Three Reasons Why Bitcoin Struggles to Rally Above $28.5K with AI Anchor China and Web 3.0 Impacting Businesses.
3 reasons why Bitcoin is struggling to rally above $28.5K

On Oct. 2, the price of Bitcoin (BTC) experienced a 5.5% intraday increase to $28,600, but the biggest cryptocurrency by market capitalization lost momentum as the much-awaited launch of Ether (ETH) futures exchange-traded funds (ETFs) did not generate considerable trading volumes.

Even though the recent rally to the upper end of the current price range was probably encouraging to investors, recent comments from United States Federal Reserve representatives reiterated worries about an impending economic downturn.

Bitcoin showed short-term strength by preserving support at $27,200 on Oct. 3 and then surged above $27,500 on Oct. 5. In spite of this, three major trading metrics point to a lacklustre level of support. These metrics involve spot market volumes, derivatives and confidence in the endorsement of a spot Bitcoin ETF.

Macroeconomic forces exert downward pressure on Bitcoin price

On Oct. 2, U.S. Federal Reserve Vice Chair for Supervision Michael Barr declared in New York that the current monetary policy has yet to be fully realized, and that he expects a decrease in economic activity due to higher interest rates. The CME FedWatch tool reveals the market is evenly split on the likelihood of a further interest rate rise in 2023.

Data from the U.S. Treasury Department indicates that on Oct. 3, the real yield on 10-year Treasurys, a figure adjusted for inflation, hit its highest level in 15 years at 2.47%. This is likely a factor in the U.S. Dollar Index (DXY) reaching its highest point in ten months.

In addition, Reuters reported that the U.S. has become a more attractive investment destination due to its “resilient economy” and superior growth potential compared to China and Europe.

Bitcoin trading metrics reveal reduced activity for leverage longs

Historically, Bitcoin monthly futures have been trading at a slight premium to spot markets, which is known as contango. This indicates that sellers are asking for more money to delay settlement, and typically the BTC futures premium should be 5%–10% annually.

Currently, the BTC futures premium is below the 5% neutral threshold, which implies a lack of demand for leveraged long positions.

Moreover, spot trading activity on traditional exchanges has also decreased to levels not seen since late 2020, suggesting that institutional investors are pulling out of the crypto markets.
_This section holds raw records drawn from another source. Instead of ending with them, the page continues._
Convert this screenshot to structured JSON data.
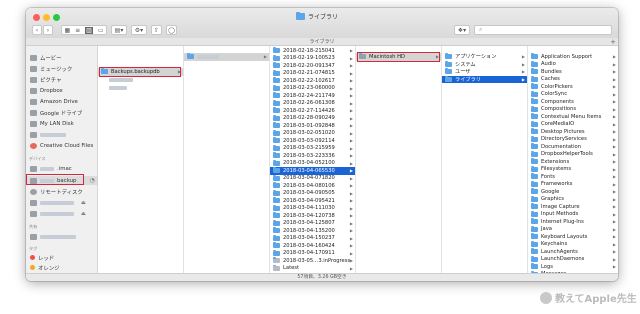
{
  "window": {
    "title": "ライブラリ",
    "path_label": "ライブラリ",
    "status": "57項目、3.26 GB空き"
  },
  "sidebar": {
    "favorites": [
      "ムービー",
      "ミュージック",
      "ピクチャ",
      "Dropbox",
      "Amazon Drive",
      "Google ドライブ",
      "My LAN Disk",
      "",
      "Creative Cloud Files"
    ],
    "devices_header": "デバイス",
    "devices": [
      ".imac",
      "backup",
      "リモートディスク",
      "",
      ""
    ],
    "shared_header": "共有",
    "tags_header": "タグ",
    "tags": [
      {
        "label": "レッド",
        "color": "#f0504a"
      },
      {
        "label": "オレンジ",
        "color": "#f5a623"
      }
    ]
  },
  "col1": {
    "items": [
      "Backups.backupdb"
    ]
  },
  "col3": {
    "items": [
      "2018-02-18-215041",
      "2018-02-19-100523",
      "2018-02-20-091347",
      "2018-02-21-074815",
      "2018-02-22-102617",
      "2018-02-23-060000",
      "2018-02-24-211749",
      "2018-02-26-061308",
      "2018-02-27-114426",
      "2018-02-28-090249",
      "2018-03-01-092848",
      "2018-03-02-051020",
      "2018-03-03-092114",
      "2018-03-03-215959",
      "2018-03-03-223336",
      "2018-03-04-052100",
      "2018-03-04-065530",
      "2018-03-04-071820",
      "2018-03-04-080106",
      "2018-03-04-090505",
      "2018-03-04-095421",
      "2018-03-04-111030",
      "2018-03-04-120738",
      "2018-03-04-125807",
      "2018-03-04-135200",
      "2018-03-04-150237",
      "2018-03-04-160424",
      "2018-03-04-170911",
      "2018-03-05…3.inProgress",
      "Latest"
    ]
  },
  "col4": {
    "items": [
      "Macintosh HD"
    ]
  },
  "col5": {
    "items": [
      "アプリケーション",
      "システム",
      "ユーザ",
      "ライブラリ"
    ]
  },
  "col6": {
    "items": [
      "Application Support",
      "Audio",
      "Bundles",
      "Caches",
      "ColorPickers",
      "ColorSync",
      "Components",
      "Compositions",
      "Contextual Menu Items",
      "CoreMediaIO",
      "Desktop Pictures",
      "DirectoryServices",
      "Documentation",
      "DropboxHelperTools",
      "Extensions",
      "Filesystems",
      "Fonts",
      "Frameworks",
      "Google",
      "Graphics",
      "Image Capture",
      "Input Methods",
      "Internet Plug-Ins",
      "Java",
      "Keyboard Layouts",
      "Keychains",
      "LaunchAgents",
      "LaunchDaemons",
      "Logs",
      "Messages"
    ]
  },
  "watermark": "教えてApple先生"
}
It is worth noting that this decrease in trading volumes could be due to big U.S.-based trading firms, such as Jane Street Group and Jump Trading, withdrawing from the cryptocurrency markets in the lead up to May 2023. According to Bloomberg, this is primarily because of “heightened regulatory scrutiny” which has made the market less attractive to institutional investors.
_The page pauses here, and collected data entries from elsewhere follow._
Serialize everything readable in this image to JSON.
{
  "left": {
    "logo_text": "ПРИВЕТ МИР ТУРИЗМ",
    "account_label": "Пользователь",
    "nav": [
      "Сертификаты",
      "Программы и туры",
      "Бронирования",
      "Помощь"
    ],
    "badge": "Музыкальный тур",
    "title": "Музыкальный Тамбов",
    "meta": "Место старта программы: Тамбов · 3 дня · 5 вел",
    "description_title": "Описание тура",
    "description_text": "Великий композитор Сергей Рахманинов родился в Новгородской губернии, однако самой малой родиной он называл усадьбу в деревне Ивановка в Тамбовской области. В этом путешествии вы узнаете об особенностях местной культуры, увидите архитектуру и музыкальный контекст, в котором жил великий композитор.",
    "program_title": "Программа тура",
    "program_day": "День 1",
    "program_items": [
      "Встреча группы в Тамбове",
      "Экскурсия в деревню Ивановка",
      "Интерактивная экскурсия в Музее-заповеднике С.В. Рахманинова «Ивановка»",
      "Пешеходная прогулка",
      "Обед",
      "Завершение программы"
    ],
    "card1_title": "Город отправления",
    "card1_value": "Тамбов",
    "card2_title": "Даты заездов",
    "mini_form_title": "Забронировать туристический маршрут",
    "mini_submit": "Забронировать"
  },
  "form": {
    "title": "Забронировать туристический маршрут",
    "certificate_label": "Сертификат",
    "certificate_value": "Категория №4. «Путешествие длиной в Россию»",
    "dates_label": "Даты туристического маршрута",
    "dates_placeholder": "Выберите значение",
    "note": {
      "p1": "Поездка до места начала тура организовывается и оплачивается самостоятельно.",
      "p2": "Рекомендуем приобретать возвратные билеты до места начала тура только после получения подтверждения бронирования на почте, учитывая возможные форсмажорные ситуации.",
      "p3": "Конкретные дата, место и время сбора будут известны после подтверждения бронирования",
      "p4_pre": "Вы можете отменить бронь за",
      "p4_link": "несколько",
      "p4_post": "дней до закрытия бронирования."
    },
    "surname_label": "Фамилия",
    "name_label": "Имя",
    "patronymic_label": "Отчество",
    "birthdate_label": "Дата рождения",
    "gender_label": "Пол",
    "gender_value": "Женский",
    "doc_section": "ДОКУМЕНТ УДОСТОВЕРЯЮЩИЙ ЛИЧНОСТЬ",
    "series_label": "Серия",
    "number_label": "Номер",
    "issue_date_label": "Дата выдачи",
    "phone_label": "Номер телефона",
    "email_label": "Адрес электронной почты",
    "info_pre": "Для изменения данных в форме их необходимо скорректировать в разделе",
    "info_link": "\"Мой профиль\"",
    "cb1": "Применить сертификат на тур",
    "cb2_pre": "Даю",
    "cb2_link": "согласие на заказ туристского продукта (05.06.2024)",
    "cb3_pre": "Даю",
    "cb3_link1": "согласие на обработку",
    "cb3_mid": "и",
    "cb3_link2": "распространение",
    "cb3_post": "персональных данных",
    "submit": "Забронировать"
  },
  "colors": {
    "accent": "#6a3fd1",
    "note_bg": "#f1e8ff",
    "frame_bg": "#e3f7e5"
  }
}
Investors’ expectation for a spot BTC ETF drops

The surge of Bitcoin’s 68% gains in 2023 was partly due to the expectation of a spot Bitcoin ETF being approved by the U.S. Securities and Exchange Commission. However, the launch of Ether futures-based ETFs on Oct. 2 did not receive much attention.

Moreover, the Grayscale Bitcoin Trust is still trading at a 19% discount compared with its Bitcoin holdings, despite a favorable court ruling for its conversion into a spot Bitcoin ETF. This suggests that investors are not so confident about the approval of a spot Bitcoin ETF, since they would be able to redeem their shares at par value after the conversion.

Ultimately, Bitcoin failed to break the $28,500 resistance level, and Federal Reserve representatives cautioned of potential economic pressure. Therefore, it seems unlikely that Bitcoin will surpass this resistance in the near future.